Branding should not be confused with advertising. Branding equates into what your business is all about.
Calloway’s interactive address is the second seminar in a series called, “Surviving in and Avalanche of Change,” presented by the Bureau to help its members compete in a changing business environment that by next summer will include competing with megastores like Home Depot.
Doing so successfully means operating smarter.
Calloway told of a small feed store in Texas, called Wall’s, that had an incredibly loyal following, not because it had better goods or products, but because it went one step farther and helped customers care for their livestock. No other feed store did that, he said.
“They created a separate category and they’re the only one in it,” he said. “Your brand should pull people past your competition because you’ve created another category of business.”
the power of the pull of proper branding affects everyone. Calloway said while travelling through an airport he wanted a cup of coffee, and walked past three coffee shops until he came to Starbucks, a company with extremely strong branding.
“I was willing to stand in line and pay three times what the product was worth because of the branding,” he quipped.
Harley Davidson is another company with exceptional branding, Calloway said. It’s equal parts of the intangibles of lifestyle, image and the human imagination that creates what Calloway called a “community of customers” who are loyal to the brand.

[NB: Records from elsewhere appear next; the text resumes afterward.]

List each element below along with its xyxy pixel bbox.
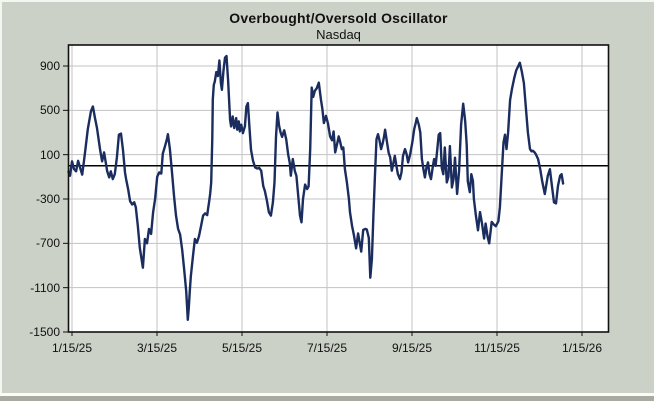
bevel-bottom-highlight <box>0 393 654 396</box>
bevel-bottom-shadow <box>0 396 654 401</box>
y-axis-label: 900 <box>39 59 60 73</box>
y-axis-label: 500 <box>39 103 60 118</box>
y-axis-label: -1500 <box>29 325 60 339</box>
plot-border <box>67 44 610 333</box>
chart-subtitle: Nasdaq <box>316 27 361 42</box>
y-axis-label: -700 <box>35 236 60 251</box>
x-axis-label: 1/15/26 <box>561 341 603 355</box>
x-axis-label: 11/15/25 <box>474 341 520 355</box>
plot-area <box>68 45 609 332</box>
x-axis-label: 9/15/25 <box>391 341 433 355</box>
oscillator-line <box>67 54 565 321</box>
x-axis-label: 1/15/25 <box>51 341 93 355</box>
chart-title: Overbought/Oversold Oscillator <box>229 10 448 26</box>
y-axis-label: 100 <box>39 147 60 162</box>
x-axis-label: 5/15/25 <box>221 341 263 355</box>
bevel-left-edge <box>0 0 2 395</box>
y-axis-label: -300 <box>35 192 60 206</box>
y-axis-label: -1100 <box>30 280 60 295</box>
x-axis-label: 3/15/25 <box>136 341 178 355</box>
x-axis-label: 7/15/25 <box>306 341 348 355</box>
bevel-top-edge <box>0 0 654 2</box>
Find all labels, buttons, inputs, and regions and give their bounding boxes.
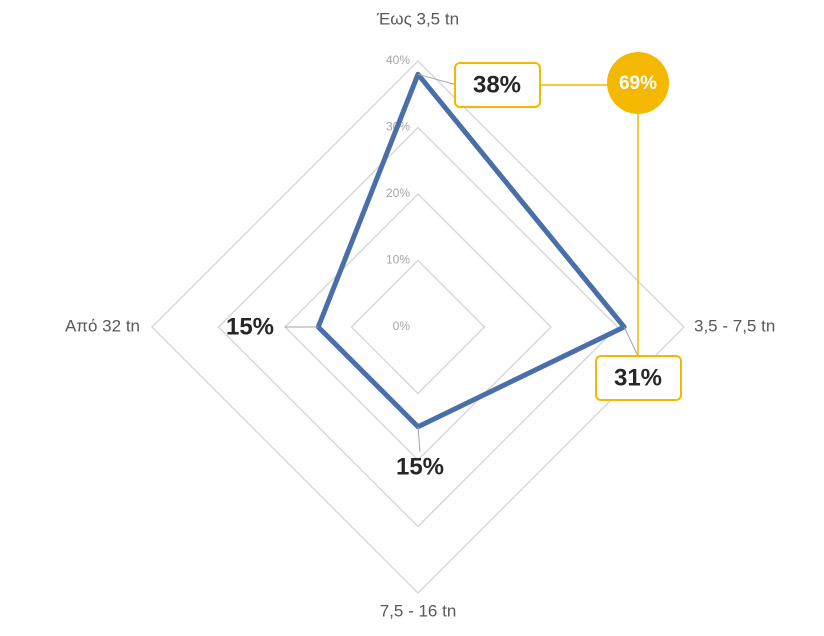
- data-line: [315, 71, 627, 430]
- leader-line: [417, 426, 421, 453]
- category-label: Έως 3,5 tn: [376, 9, 459, 28]
- category-label: 3,5 - 7,5 tn: [694, 316, 775, 335]
- value-label: 31%: [614, 364, 662, 391]
- annotation: 69%: [619, 73, 657, 94]
- annotation-bubble: [607, 52, 669, 114]
- grid-ring: [350, 259, 486, 395]
- tick-label: 10%: [386, 253, 410, 267]
- grid-ring: [217, 126, 619, 528]
- tick-label: 0%: [393, 319, 411, 333]
- grid-ring: [150, 59, 686, 595]
- leader-line: [623, 326, 639, 357]
- category-label: 7,5 - 16 tn: [380, 601, 457, 620]
- grid-ring: [283, 192, 553, 462]
- value-label: 15%: [396, 453, 444, 480]
- value-label: 15%: [226, 313, 274, 340]
- value-label: 38%: [473, 71, 521, 98]
- category-label: Από 32 tn: [65, 316, 140, 335]
- tick-label: 20%: [386, 186, 410, 200]
- leader-line: [417, 73, 458, 86]
- tick-label: 40%: [386, 53, 410, 67]
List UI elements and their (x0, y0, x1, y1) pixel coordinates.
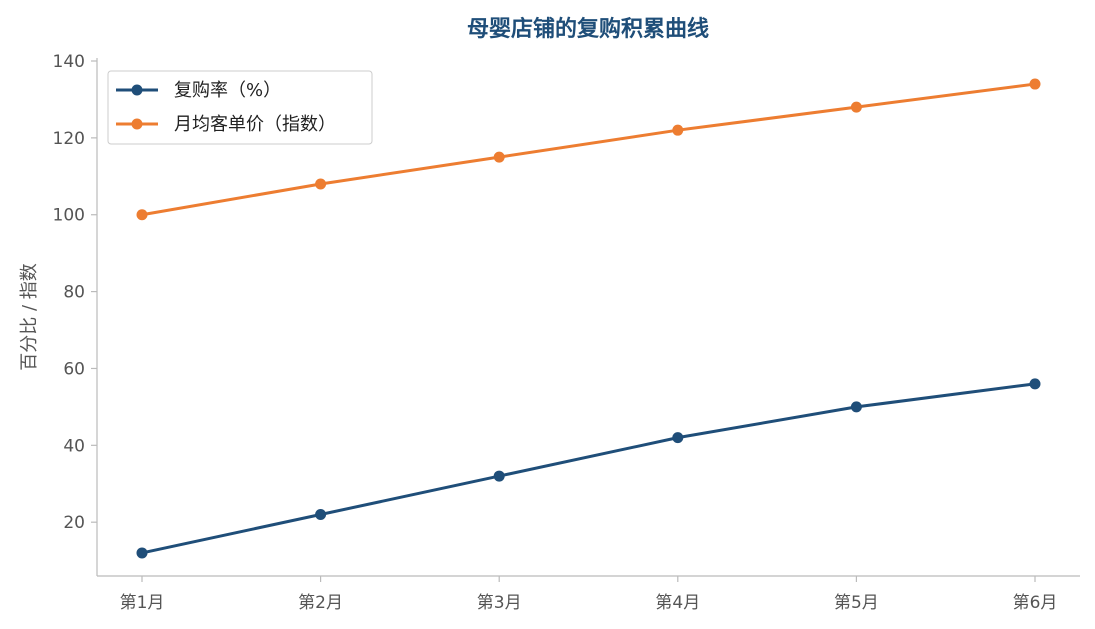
y-tick-label: 140 (53, 52, 85, 72)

“When you can get your customers to tattoo your name on their butt, you’ve got “em for life,” Calloway said. “You’ve become a category of one.”
Category of one is also the name of a book Calloway is writing about successfully branding your company.
“It’s truly difficult to differentiate your business,” Calloway said. “You need to let brand be the filter for every business decision you make, right down to who you hire.”
Creating customer loyalty is the best way to ensure a successful business, Calloway said.
In Oregon and Washington there is a very successful automobile tire franchise owned by Les Schwab, Calloway said. While there are thousands of tire service centers in the country, all doing approximately the same job with the same products, Schwab has successfully differentiated itself.
“When you drive up to a Les Schwab dealership, one of their representatives runs to your car to greet you. Schwab also fixes flat tire for free, regardless of where you purchased the tire.
“They do that as a differentiator,” Calloway said. “What’s your business’s version of running to the car?”
Getting that branding message inculcated to your employees is the key, Calloway said.
“When I asked executives of companies that are superior at branding they said they just talk about it all the time until it becomes their company persona,” he said. “Brand building is based on consistency of performance. If you have inconsistencies in performance it will kill your brand.”
“The really cool thing about business is you just make it up,” said Calloway. “You make up what you will be and you can make money doing it.”
Calloway said the best way to assess your business is to step back from the day-to-day and to look at what you’re doing by discussing it with your staff.
“Think about your favorite place to shop, and and try and boil it down to a single phrase about what they do, ” he said. “You have to be able to answer the customer question about why he should do business with you.”